Но дверь была тяжелая, массивная, и взломать ее не представлялось никакой возможности. С минуту Филипп размышлял, и по мере того, как он обсуждал положение, гнев его спадал, и он решил, что достаточно будет вернуть себе реликвию, не прибегая к насилию, и потому, не предпринимая никаких враждебных действий, он крикнул достаточно громко, чтобы быть услышанным:
– Мингер Путс, я знаю, что вы меня слышите! Отдайте мне то, что вы взяли у меня, и я не сделаю вам никакого зла! Если же вы не отдадите добровольно, то пеняйте на себя за последствия. Предупреждаю вас, что я не сойду с этого места прежде, чем вы не поплатитесь жизнью за ваш поступок!

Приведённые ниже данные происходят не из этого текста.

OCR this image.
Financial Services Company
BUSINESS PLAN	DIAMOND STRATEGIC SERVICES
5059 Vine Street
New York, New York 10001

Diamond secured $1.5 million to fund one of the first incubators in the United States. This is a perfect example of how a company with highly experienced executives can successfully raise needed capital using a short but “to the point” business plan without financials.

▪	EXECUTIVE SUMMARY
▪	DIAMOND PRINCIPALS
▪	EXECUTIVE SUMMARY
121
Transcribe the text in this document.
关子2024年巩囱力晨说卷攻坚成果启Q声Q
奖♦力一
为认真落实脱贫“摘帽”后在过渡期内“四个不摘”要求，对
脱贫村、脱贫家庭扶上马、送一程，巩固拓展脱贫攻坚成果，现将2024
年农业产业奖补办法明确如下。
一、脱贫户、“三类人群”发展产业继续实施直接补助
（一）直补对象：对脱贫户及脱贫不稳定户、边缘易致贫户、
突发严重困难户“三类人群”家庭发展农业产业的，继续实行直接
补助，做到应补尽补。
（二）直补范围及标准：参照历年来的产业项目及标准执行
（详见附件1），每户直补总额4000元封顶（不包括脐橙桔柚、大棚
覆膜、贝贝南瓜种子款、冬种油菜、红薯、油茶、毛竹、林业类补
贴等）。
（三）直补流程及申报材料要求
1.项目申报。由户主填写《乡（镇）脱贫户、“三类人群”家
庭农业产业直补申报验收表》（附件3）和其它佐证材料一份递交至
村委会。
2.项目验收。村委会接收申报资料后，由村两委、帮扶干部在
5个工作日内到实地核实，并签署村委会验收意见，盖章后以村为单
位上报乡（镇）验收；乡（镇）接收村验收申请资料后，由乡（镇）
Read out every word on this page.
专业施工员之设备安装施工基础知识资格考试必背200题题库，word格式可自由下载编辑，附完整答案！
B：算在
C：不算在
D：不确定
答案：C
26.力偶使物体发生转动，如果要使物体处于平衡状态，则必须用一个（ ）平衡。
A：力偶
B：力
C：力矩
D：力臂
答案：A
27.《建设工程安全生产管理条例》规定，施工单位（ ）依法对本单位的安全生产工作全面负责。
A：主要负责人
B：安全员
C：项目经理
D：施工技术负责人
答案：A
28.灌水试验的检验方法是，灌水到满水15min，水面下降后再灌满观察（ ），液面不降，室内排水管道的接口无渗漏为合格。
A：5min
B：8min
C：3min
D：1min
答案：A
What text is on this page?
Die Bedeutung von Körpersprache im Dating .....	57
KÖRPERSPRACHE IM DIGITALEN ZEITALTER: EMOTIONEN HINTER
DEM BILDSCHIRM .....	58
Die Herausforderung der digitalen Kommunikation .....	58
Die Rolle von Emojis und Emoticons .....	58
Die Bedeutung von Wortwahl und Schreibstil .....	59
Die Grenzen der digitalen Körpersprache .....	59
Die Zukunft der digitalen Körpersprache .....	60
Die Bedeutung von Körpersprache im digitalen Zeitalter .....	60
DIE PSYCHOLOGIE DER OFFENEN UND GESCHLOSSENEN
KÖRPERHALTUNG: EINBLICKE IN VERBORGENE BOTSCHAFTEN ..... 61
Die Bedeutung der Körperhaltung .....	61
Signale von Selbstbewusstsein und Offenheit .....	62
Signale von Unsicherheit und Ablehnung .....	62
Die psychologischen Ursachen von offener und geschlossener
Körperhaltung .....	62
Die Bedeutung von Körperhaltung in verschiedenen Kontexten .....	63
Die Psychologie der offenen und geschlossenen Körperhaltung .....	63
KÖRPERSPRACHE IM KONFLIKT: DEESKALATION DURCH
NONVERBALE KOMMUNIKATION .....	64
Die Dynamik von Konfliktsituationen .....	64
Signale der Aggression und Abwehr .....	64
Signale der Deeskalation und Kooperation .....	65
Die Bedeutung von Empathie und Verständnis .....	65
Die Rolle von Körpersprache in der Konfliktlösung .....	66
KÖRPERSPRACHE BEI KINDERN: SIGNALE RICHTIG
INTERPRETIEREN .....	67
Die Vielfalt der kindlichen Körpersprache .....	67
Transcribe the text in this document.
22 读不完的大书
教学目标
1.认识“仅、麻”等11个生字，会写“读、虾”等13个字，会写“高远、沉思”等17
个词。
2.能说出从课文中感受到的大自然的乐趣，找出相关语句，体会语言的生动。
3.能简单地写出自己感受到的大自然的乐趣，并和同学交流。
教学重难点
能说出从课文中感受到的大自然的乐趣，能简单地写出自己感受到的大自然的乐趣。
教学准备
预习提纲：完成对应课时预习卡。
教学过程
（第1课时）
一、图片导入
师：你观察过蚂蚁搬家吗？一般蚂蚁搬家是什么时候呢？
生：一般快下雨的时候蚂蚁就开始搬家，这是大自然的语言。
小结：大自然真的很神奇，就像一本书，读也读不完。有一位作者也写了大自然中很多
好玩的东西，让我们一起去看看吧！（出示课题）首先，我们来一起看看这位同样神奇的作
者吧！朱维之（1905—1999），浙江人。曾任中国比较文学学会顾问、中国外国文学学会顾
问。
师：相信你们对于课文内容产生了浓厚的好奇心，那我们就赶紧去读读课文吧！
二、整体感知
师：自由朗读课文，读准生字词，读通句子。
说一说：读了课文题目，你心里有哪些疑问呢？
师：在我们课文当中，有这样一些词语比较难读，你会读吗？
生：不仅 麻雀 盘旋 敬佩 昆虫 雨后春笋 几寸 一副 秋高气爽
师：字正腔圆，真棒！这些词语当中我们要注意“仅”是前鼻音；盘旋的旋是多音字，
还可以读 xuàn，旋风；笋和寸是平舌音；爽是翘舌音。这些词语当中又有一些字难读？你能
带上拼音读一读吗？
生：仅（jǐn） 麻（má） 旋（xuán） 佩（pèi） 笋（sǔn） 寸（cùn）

Действительно, Путс слышал каждое слово Филиппа, но теперь этот жалкий человек успел уже оправиться от своего испуга и, чувствуя себя в безопасности за крепкими стенами и запорами, никак не мог решиться вернуть реликвию без борьбы. Ввиду этого доктор ничего не отвечал, рассчитывая, что терпение Филиппа истощится и тогда путем известного соглашения, например, уступкой Филиппу взамен святыни несколько гильдеров, ему удастся удержать в своих руках реликвию, которую он надеялся продать за весьма высокую цену.
Молодой человек, видя, что не получает никакого ответа, прибегнул сначала к крепким ругательствам и довольно убедительным увещаниям, затем решился принять меры, сами по себе весьма не похвальные, но действительные. Неподалеку от дома находился свал сухого валежника, а у стены дома была сложена маленькая поленница дров, припасенных для отопления дома. Этими материалами и вздумал воспользоваться Вандердеккен с целью поджога – и тем если не вернуть себе своей святыни, то по крайней мере дать полное удовлетворение своему чувству мести.
Притащив несколько охапок хвороста, он навалил их перед дверью дома, а на него наложил несколько полен и старого строительного хлама, валявшегося поблизости, так что завалил им всю дверь доверху. Затем он высек огонь с помощью трута и огнива, которые каждый голландец всегда имеет при себе.